One classical source for the case $n=2$, with somewhat old-fashioned notation for some of the related groups, is a paper by Richard Brauer and his student Cecil Nesbitt: On the modular characters of groups, Ann. of Math. (2) 42, (1941). 556–590. In this very special case, the actual modules are not too difficult to describe in terms of symmetric powers of the natural 2-dimensional module. But for arbitrary $n$ there are still mostly unknowns.

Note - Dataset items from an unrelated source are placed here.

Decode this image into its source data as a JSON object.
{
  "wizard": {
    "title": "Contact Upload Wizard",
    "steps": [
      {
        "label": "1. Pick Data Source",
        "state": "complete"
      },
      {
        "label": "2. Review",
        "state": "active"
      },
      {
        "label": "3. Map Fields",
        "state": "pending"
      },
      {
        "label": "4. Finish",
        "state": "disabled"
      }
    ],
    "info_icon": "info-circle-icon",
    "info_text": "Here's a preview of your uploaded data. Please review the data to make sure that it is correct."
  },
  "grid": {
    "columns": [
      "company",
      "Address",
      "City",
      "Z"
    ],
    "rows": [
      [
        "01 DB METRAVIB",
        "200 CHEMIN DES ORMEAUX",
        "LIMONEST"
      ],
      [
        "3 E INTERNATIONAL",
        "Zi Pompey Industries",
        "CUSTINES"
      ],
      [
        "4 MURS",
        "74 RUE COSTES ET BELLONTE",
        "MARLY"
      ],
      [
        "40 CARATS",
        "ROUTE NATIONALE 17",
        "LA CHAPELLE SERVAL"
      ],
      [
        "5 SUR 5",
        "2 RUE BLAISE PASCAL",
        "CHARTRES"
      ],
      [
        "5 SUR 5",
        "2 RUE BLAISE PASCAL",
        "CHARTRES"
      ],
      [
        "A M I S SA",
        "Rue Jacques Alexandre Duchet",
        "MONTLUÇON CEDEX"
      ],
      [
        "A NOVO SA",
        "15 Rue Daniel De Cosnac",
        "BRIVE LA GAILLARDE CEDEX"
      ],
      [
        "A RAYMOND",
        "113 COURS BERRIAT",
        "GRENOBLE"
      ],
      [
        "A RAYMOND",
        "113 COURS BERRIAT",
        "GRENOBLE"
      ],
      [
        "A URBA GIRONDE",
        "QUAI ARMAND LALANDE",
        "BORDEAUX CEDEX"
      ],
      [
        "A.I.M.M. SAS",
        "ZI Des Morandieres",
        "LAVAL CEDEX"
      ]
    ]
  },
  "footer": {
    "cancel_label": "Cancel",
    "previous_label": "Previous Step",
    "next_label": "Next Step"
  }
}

For a modern survey which includes most of the relevant references (especially to work of Steinberg, Jantzen, Lusztig), see my LMS Lecture Notes 326: Modular Representations of Finite Groups of Lie Type (Cambridge, 2006), in particular Chapter 19. As in the study of the ambient algebraic groups, a parametrization of modular irreducibles by highest weights is readily given in terms of highest weights, which can be translated if desired into the language of partitions for general and special linear groups. See Jantzen's book Representations of Algebraic Groups (2nd ed., AMS, 2003). (Steinberg's twisted tensor product theorem from 1963 then shows how to deduce results for finite fields larger than the prime field.) While these particular groups are often much easier to study than arbitrary groups of Lie type, we still seem to be far from a complete understanding. And the partition viewpoint may not be too helpful.

But the details about dimensions and possible constructions of the modules are still largely unknown, apart from $n=2,3,4$. As Jantzen's book demonstrates, the dimension problems are well-organized and for large primes such data can in principle be computed from Lusztig's viewpoint in terms of Hecke algebras for certain affine Weyl groups. But as Geoff remarks, construction of the actual modules is quite problematic, while even the computations of degrees and such is usually beyond reach in practice.

Concerning tensor products and other constructions, little has been worked out except for very small $n$.